ATLANTA -- Patients with transfusion-dependent β-thalassemia (TDT) who received a gene therapy achieved normal or near-normal levels of total hemoglobin and transfusion independence, with stable iron markers, according to long-term follow-up study results presented here.
Of 57 patients who participated in four trials evaluating betibeglogene autotemcel (beti-cel) with a combined median follow-up of 41.5 months, 46 achieved transfusion independence, defined as no longer needing red blood cell transfusions for at least 12 months while maintaining a weighted average hemoglobin of at least 9 g/dL, reported Alexis Thompson, MD, MPH, of the Ann & Robert H. Lurie Children's Hospital of Chicago.
These results were presented at the American Society of Hematology (ASH) annual meeting, and results from one of the phase III trials were published concurrently in the .
"This is the largest to date gene therapy program in any blood disorder that has really included a broad range of genotypes of thalassemia across a broad age range," Thompson said during a press briefing at the ASH meeting. "It would appear that this one-time beti-cel gene therapy is capable of durable transfusion independence, that iron overload is improved and stable in these individuals, and that the adverse event profile seems quite favorable, and so at this point we believe that beti-cel is potentially curative for patients with TDT."
β-thalassemia is a chronic inherited blood disorder. In its most severe form, it results in the inability or near inability to produce adult hemoglobin, which can lead to severe anemia and lifelong dependence on red blood cell transfusions.
Beti-cel is a one-time gene therapy that adds functional copies of the βA-T87Q-globin gene into a patient's own hematopoietic stem cells. Once patients have the βA-T87Q-globin gene, they have the potential to produce adult hemoglobin at levels that can eliminate the need for transfusions.
The 57 patients in this long-term follow-up study participated in two original phase I/II trials (22 patients) and two phase III trials (35 patients).
Patients across these studies ranged in age from 5 to 35, were heavily transfused (from 10 to almost 40 red blood cell transfusions annually), and had significant iron overload.
In the phase III beti-cel studies, 31 of 35 evaluable patients were deemed to have achieved transfusion independence, with a median duration of 32 months, and a weighted average hemoglobin of 11.6 g/dL.
Of the 22 patients treated in the phase I/II studies, 15 achieved transfusion independence, with a median duration of ongoing transfusion independence of 65.9 months, and a weighted average hemoglobin of 10.3 g/dL.
"The long-term follow-up has also given us an opportunity to understand more about iron managment in these patients," noted Thompson.
"With chronic transfusions, inevitably patients will have iron overload, not only from the transfusions, but also from increased intestinal uptake of iron," she explained. "This results in iron overload in the heart and liver, which can be fatal, but also in endocrine organs, which causes tremendous disability and dysfunction."
For patients with β-thalassemia, iron can be removed through chelation. Of the 46 patients who achieved transfusion independence, 34 restarted chelation after beti-cel infusion. Of those 34, 20 have since stopped after a median duration of 25.7 months. Eleven of the 46 patients who achieved transfusion independence were able to receive phlebotomy, another method of iron reduction only possible for patients who have sufficient hemoglobin levels without red blood cell transfusions.

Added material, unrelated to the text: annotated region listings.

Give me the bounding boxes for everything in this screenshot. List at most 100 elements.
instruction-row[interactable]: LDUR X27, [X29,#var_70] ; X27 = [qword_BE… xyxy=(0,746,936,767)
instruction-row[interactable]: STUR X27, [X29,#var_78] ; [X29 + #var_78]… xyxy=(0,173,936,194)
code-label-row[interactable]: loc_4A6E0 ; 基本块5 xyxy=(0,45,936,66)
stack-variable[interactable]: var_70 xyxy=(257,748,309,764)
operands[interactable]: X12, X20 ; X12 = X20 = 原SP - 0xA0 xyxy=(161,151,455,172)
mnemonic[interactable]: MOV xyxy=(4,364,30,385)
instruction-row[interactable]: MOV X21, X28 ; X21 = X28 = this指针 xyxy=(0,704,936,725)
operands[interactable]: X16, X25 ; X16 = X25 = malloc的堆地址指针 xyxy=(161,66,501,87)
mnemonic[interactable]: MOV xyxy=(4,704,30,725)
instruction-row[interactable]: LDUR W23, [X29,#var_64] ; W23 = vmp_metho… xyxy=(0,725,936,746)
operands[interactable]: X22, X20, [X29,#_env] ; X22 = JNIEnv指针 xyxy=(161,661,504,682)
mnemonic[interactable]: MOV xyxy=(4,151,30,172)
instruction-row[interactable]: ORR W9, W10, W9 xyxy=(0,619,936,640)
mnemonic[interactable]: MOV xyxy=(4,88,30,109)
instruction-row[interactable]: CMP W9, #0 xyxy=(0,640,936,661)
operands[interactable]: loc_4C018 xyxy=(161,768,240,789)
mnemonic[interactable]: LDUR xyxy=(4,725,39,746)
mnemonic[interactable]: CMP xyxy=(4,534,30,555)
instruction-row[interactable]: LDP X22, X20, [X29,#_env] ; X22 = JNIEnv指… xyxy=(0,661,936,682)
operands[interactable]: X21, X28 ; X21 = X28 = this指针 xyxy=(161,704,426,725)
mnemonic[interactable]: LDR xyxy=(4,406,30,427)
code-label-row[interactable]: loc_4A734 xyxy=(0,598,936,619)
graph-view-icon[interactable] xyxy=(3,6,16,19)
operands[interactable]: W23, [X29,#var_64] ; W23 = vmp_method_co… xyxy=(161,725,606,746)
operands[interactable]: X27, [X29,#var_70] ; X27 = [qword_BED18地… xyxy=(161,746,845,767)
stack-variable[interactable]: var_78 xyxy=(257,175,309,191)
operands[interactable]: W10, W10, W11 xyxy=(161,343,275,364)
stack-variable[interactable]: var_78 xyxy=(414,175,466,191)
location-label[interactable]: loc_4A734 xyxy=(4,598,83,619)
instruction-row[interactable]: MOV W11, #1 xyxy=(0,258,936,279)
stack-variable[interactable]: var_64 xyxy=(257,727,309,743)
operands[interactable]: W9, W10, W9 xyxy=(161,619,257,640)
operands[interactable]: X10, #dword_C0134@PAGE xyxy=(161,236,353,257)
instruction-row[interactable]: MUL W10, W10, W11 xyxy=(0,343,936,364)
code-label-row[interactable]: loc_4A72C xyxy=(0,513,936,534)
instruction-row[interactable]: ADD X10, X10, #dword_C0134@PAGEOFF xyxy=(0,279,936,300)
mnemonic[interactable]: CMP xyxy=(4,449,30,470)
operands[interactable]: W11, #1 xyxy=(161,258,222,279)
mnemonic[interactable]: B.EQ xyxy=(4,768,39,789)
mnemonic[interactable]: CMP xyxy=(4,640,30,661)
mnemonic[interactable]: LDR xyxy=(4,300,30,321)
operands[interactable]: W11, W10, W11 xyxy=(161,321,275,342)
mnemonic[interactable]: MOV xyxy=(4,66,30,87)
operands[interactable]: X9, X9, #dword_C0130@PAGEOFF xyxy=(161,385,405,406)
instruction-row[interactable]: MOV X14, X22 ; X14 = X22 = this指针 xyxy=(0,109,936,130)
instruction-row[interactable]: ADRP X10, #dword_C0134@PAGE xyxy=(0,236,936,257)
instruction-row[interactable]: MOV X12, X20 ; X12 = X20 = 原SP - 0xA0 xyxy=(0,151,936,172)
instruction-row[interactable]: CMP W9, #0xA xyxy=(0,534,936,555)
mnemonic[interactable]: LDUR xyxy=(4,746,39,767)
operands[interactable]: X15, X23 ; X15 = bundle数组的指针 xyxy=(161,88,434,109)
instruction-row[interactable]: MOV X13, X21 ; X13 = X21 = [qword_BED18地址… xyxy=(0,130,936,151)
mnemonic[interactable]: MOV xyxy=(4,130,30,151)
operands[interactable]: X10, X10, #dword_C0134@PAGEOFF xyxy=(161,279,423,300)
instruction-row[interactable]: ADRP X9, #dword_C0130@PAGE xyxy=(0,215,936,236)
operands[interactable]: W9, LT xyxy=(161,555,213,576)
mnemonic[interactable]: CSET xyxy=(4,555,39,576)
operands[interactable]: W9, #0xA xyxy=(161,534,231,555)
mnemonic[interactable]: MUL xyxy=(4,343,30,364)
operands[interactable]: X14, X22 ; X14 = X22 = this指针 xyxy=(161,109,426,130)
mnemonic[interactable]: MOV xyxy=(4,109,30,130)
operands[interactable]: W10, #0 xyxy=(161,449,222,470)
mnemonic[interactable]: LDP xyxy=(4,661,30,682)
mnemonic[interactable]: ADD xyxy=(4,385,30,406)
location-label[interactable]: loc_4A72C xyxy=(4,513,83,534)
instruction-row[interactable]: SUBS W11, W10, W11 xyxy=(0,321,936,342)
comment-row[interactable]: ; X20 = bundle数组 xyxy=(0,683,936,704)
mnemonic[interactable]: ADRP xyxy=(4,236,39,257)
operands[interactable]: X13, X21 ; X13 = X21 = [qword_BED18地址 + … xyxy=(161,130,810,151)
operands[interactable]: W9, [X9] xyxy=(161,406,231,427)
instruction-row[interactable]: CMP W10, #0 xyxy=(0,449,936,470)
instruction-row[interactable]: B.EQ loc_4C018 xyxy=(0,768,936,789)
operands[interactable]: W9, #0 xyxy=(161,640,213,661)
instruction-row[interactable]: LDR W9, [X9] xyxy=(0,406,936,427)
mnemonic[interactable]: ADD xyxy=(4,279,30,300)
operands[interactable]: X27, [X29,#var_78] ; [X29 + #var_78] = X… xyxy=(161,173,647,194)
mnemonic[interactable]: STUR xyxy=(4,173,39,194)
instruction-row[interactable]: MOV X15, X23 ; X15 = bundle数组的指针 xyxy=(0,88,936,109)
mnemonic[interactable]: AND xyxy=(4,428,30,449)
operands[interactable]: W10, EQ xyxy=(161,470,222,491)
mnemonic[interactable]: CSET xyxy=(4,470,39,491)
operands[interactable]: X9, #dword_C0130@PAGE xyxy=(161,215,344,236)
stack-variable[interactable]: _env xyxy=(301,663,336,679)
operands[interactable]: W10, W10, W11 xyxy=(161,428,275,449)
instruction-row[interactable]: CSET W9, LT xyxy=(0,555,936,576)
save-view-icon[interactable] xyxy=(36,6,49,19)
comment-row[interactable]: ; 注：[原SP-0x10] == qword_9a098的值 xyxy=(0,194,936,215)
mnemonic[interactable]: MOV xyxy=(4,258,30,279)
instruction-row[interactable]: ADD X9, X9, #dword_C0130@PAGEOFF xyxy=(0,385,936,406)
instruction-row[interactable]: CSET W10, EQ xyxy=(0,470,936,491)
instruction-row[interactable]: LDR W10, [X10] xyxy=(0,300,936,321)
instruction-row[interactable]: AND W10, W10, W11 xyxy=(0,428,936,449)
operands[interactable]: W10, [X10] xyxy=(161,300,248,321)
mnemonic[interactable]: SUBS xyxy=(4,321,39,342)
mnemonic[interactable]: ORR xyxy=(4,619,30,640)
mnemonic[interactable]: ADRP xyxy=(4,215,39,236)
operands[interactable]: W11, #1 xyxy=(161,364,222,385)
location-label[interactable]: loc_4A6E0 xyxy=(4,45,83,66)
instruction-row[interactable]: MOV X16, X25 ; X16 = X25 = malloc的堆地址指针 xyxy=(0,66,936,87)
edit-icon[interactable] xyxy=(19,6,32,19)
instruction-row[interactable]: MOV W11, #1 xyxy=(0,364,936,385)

"We are reassured that once we first accomplish disease control with gene therapy, then accomplish iron control with chelation, both appear to be durable," said Thompson. "And that's what I think is particularly exciting -- the notion that these individuals are being able to uncouple themselves from the healthcare system, and the way they are currently managed, is really very exciting for the patient."
As for safety, there has been no vector-derived competent lentivirus occurrence, clonal expansion, insertional oncogenesis, or malignancies. Thompson also pointed out that two male patients -- one of whom underwent fertility preservation -- have reported births of healthy children with their partners.
While beti-cel has been approved in Europe, bluebird bio, the therapy's developer, has made a business decision to withdraw marketing authorization for the drug in the U.K. and European Union in 2022.
"Certainly, as a clinician, it is disappointing," Thompson said, noting that the FDA granted priority review to beti-cel for β-thalassemia. "I am looking forward to seeing a successful approval in the United States, seeing patients move through a process where they can get it commercially, and hoping then to revisit what the opportunities are in Europe."
Disclosures
This study was sponsored by bluebird bio.
Thompson reported consulting for Agios, Beam, bluebird bio, Celgene, Bristol Myers Squibb, CRISPR, Editas, Graphite Bio, Novartis, and Vertex; holding equity in Global Blood Therapeutics; and research funding from Baxalta, bluebird bio, BioMarin, Celgene, Bristol Myers Squibb, CRISPR, Editas, Graphite Bio, Novartis, Vertex.
Primary Source
American Society of Hematology
Thompson A, et al "Restoring iron homeostasis in patients who achieved transfusion independence after treatment with betibeglogene autotemcel gene therapy: results from up to 7 years of follow-up" ASH 2021; Abstract 573.